Is a blood transfusion safe?
The risks of blood transfusions include transfusion reactions (immune-related reactions), non immune reactions, and infections. Blood transfusions are safe if donated blood is carefully tested and tracked. The aim is to reduce the risk of a person being given blood contaminated with a virus, such as hepatitis C & B, or receiving blood from a blood group that's unsuitable for them. Before making a blood donation, the potential donor is asked about their health, lifestyle and history.
After blood has been donated, it's always tested for the following infections:
* hepatitis B
* hepatitis C
* HIV and AIDS
* human T-cell lymphotropic virus (HTLV) - a rare but potentially serious virus, which in some people can cause a type of leukaemia that's usually fatal
You may have a mild allergic reaction even if you get the correct blood type. Signs of a reaction include: fever, hives, shortness of breath, pain, fast heart rate, chills, low blood pressure.
A mild reaction can be scary, but it rarely is dangerous if it's treated quickly.
Before receive a blood transfusion, recipient's blood is tested to determine blood type. Blood or blood components that are compatible with recipient's blood type are ordered by the doctor. This blood may be retested in the hospital laboratory to confirm its type. A sample of recipient's blood is then mixed with a sample of the donor's blood that will receive to check that no problems result, such as red blood cell destruction (hemolysis) or clotting. This process of checking blood types and mixing samples of the two blood sources is called typing and cross matching.
Before actually giving the transfusion, a doctor or nurse will examine the label on the package of blood and compare it to recipient's blood type as listed on medical record.

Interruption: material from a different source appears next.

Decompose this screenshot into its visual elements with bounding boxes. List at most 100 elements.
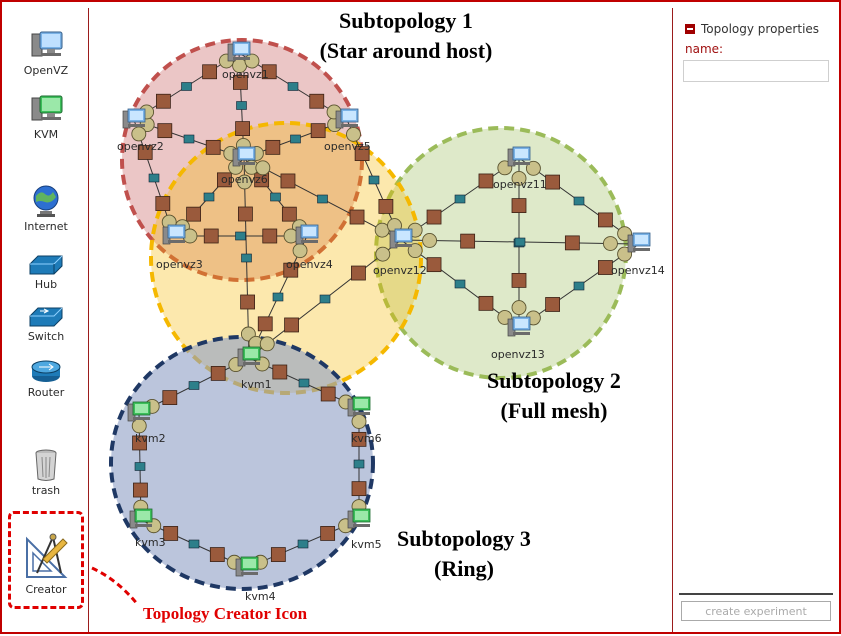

Only when all agree that this is the correct blood and that you are the correct recipient will the transfusion begin.
Sometimes a doctor will recommend that to take acetaminophen, antihistamines, or other medicines to help prevent mild reactions, like a fever or hives, from a blood transfusion. Doctors will stop a blood transfusion if they think you are having a reaction. A reaction may turn out to be mild. But at the beginning, it is hard for doctors to know whether it will be severe. Your doctor will treat a more severe reaction if one occurs.
* Avoid unnecessary and inappropriate transfusions.

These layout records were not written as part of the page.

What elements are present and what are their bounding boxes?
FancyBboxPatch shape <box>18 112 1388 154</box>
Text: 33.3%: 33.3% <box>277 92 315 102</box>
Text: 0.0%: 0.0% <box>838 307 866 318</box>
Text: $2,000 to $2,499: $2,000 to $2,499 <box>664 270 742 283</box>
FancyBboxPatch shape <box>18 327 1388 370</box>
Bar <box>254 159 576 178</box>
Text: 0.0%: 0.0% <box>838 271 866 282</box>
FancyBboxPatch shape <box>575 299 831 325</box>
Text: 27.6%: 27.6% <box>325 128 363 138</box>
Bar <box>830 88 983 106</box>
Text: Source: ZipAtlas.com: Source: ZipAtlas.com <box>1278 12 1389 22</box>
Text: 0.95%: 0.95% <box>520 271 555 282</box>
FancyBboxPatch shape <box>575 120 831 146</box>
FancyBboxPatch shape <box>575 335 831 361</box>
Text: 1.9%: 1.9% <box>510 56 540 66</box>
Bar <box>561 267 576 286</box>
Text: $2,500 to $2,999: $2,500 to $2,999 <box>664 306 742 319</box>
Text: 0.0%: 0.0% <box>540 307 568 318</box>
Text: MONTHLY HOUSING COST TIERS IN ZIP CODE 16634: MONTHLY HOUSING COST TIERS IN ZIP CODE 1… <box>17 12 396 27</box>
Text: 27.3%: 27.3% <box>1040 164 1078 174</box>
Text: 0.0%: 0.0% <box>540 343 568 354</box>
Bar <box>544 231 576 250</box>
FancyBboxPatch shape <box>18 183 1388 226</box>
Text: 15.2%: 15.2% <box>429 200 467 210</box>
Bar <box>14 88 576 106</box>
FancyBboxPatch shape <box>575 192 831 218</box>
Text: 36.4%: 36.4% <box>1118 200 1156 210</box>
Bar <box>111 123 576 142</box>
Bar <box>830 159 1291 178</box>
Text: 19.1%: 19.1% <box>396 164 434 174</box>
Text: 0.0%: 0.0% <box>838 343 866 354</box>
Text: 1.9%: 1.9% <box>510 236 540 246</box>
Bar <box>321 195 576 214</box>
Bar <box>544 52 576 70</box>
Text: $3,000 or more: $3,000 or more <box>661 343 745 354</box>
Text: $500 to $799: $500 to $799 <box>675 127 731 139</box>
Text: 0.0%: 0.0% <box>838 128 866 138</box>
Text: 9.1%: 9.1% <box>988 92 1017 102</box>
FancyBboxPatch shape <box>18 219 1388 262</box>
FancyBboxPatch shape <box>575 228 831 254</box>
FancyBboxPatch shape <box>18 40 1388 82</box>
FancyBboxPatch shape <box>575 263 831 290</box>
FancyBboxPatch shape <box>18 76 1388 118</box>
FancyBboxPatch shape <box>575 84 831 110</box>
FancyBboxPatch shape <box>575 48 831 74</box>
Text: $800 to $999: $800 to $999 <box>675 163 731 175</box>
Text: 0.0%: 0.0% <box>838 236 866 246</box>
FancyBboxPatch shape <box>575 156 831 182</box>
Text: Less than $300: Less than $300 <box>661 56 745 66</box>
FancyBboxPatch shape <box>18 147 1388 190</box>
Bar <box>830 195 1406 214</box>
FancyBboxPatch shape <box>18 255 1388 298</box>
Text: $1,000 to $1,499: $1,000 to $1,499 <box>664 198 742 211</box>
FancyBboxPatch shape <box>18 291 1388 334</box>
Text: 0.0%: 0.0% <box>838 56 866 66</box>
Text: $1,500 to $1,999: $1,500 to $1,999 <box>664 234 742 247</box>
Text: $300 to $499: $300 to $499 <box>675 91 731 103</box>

* Preventable 'wrong blood into patient' incidents are nearly always caused by human error and may cause fatal reactions due to ABO incompatibility.
* Most mistransfusion incidents are caused by identification errors at the time of pre-transfusion blood sampling, sample handling in the laboratory, collecting the wrong component from the blood bank or transfusion to the patient.
* The identity check between patient and blood component is the crucial final opportunity to avoid potentially fatal mistransfusion.
* At every stage of the blood administration process the key elements are positive patient identification, excellent communication and good documentation. These can be enhanced by the use of electronic transfusion management systems and barcode technology.
* Hospitals should develop local transfusion policies based on national guidelines and ensure all staff involved in the clinical transfusion process is appropriately trained and competency assessed.
* Where possible, patients should give 'valid consent' for transfusion based on appropriate information and discussion, but signed consent is not a legal requirement.
* Non-essential 'out of hours' requests for transfusion and overnight administration of blood should be avoided wherever possible because of an increased risk of errors.